Not surprisingly, it is the older and the less financially savvy who get caught on this price-walking aspect of dual pricing.
Now the Central Bank is to recommend that insurers stop the practice of price walking premiums, or incrementally raising rates every year for customers who stay with them.
If it is accepted and implemented by the Government, it will mean insurers will no longer be able to punish loyalty with higher prices.
But crucially, insurers will still be able to offer discounts to attract new custom.
This will ensure switchers continue to get rewarded, and to avoid a disincentive for new insurance players coming into this market.
So switchers will continue to nab the best deals, but long-stay customers may get the likes of a loyalty bonus to stop the gap being too wide between new and existing customers.
This is close to the approach taken by the UK regulator, the Financial Conduct Authority.

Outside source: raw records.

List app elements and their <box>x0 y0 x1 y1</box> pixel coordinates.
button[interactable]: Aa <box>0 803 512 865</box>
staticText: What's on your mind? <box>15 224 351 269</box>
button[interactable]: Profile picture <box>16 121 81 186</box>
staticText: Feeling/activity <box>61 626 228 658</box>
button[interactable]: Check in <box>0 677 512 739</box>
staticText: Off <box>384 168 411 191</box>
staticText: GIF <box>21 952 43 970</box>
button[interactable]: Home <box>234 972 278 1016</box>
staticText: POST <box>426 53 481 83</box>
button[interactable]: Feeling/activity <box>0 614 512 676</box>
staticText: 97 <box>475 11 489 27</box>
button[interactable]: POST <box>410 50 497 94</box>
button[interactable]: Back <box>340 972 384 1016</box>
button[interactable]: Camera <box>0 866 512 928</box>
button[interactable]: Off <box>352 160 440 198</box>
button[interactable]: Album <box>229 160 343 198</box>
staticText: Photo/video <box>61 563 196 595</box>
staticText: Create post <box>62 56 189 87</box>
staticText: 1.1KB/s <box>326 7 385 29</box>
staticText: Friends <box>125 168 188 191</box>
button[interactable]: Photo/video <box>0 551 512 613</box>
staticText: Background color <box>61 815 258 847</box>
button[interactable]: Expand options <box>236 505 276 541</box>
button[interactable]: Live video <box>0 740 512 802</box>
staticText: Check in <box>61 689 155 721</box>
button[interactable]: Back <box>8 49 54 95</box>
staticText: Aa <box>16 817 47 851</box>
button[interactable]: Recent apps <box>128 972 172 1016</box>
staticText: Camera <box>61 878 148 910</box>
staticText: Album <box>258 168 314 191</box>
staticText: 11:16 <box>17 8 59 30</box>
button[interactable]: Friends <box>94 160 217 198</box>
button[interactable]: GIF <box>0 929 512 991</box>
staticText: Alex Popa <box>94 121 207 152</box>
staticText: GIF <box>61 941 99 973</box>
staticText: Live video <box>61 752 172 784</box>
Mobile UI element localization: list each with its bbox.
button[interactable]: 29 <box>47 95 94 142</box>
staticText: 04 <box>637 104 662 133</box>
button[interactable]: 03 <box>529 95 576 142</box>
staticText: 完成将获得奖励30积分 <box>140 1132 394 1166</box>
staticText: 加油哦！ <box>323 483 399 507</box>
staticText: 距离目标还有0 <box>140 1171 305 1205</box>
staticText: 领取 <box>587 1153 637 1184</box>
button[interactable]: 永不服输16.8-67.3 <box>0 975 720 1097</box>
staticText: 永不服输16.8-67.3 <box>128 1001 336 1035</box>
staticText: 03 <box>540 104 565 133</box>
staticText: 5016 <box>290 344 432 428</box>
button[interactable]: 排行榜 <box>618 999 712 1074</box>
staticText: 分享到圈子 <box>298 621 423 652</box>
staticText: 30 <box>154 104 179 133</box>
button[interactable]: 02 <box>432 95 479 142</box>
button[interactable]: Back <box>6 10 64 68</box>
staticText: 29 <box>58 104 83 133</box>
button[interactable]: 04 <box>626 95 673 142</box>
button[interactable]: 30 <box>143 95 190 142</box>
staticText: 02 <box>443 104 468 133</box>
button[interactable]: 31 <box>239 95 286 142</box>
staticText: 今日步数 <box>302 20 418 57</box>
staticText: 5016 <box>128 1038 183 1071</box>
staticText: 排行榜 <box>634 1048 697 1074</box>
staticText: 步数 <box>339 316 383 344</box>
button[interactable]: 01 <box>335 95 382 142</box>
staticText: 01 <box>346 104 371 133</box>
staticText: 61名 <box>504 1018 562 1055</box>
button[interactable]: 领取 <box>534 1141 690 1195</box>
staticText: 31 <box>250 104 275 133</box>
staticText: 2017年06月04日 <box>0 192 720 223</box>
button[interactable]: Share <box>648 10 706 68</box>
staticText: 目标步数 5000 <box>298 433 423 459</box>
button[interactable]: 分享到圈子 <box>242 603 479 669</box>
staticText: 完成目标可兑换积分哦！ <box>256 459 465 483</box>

It comes after this publication has been campaigning for years against discriminatory dual pricing.
Insurance companies have all denied in the past engaging in dual pricing, but the Central Bank has found in recent reports that price walking is rampant in the industry here.
At the start of the year, Sinn Féin’s Pearse Doherty had legislation banning dual pricing pass a number of stages in the Oireachtas, but the Government put a nine-month stay on the bill.
Now it looks like there will be no action. By the beginning of next year, we could reach the end of the road for the immoral practice of price walking loyal customers into paying too much.